Scritto, con l’apporto della regista, da Francesca Marciano e Valia Santella e prodotto dalla Buena Onda di proprietà sua, di Viola Prestieri e del compagno Riccardo Scamarcio, Miele ha il pregio di essere narrato con uno sguardo d’autore non usuale anche se a volte sconnesso – sconnessione di cui è principale responsabile l’idea e costruzione di montaggio della prima parte – e ostentatamente ricercato – la bella quanto inutile sequenza della sigaretta fumata attraverso il vetro in discoteca ne è un esempio.
Jasmine Trinca, dopo la splendida prova di Un giorno devi andare di Giorgio Diritti, si conferma nello spessore di una Miele, ape che in difesa della non-sofferenza e della malattia della propria madre somministra la puntura della dolce morte sotto forma di veleno per cani, leggera e instabile al fianco dello spessore di Carlo Cecchi. Accanto ad un Vinicio Marchioni accessorio c’è poi la possibilità di godere, per una volta, della simpatia malinconica di Libero De Rienzo (Santa Maradona, Fortapàsc), talento poco espresso e vergognosamente sottosfruttato del cinema italiano degli anni duemila.

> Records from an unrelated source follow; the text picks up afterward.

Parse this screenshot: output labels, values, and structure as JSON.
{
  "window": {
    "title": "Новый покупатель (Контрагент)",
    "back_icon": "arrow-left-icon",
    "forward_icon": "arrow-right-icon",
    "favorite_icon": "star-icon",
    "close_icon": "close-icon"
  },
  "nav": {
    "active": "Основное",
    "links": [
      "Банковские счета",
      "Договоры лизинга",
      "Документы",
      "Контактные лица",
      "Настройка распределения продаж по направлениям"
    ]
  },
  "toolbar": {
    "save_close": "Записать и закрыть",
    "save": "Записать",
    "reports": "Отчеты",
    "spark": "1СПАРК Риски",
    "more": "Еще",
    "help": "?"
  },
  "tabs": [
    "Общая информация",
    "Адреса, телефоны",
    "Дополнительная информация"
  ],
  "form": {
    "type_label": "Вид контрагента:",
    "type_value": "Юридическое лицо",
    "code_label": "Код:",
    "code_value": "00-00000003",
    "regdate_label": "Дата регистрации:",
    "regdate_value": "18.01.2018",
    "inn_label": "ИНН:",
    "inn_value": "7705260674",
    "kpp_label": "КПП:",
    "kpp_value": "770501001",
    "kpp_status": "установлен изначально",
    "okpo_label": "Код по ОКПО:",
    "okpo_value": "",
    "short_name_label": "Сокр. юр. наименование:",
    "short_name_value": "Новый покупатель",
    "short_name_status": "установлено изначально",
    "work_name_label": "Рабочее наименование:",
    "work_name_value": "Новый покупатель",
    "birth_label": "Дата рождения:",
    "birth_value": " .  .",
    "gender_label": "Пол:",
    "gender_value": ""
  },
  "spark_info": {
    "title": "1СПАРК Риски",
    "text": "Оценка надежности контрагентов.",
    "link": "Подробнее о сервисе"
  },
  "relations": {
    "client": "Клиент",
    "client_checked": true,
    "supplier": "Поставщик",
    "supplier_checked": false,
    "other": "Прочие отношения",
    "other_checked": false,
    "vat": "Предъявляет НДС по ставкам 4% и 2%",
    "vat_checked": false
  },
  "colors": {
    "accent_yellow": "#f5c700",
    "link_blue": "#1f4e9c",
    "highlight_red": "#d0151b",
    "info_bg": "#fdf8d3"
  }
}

Lavorando molto, da attrice, sulle interpretazioni dei suoi protagonisti, curando attentamente le scelte sonore e il lato estetico della messinscena, cui contribuisce la fotografia dell’ungherese Gergely Pohárnok, supplisce in gran parte alle carenze di scrittura e alla propria inesperienza alla regia. Con tutte le imperfezioni di un’opera prima, è un film da consigliare con l’augurio che la Golino si possa cimentare più spesso nel lavoro dietro e non davanti alla macchina da presa.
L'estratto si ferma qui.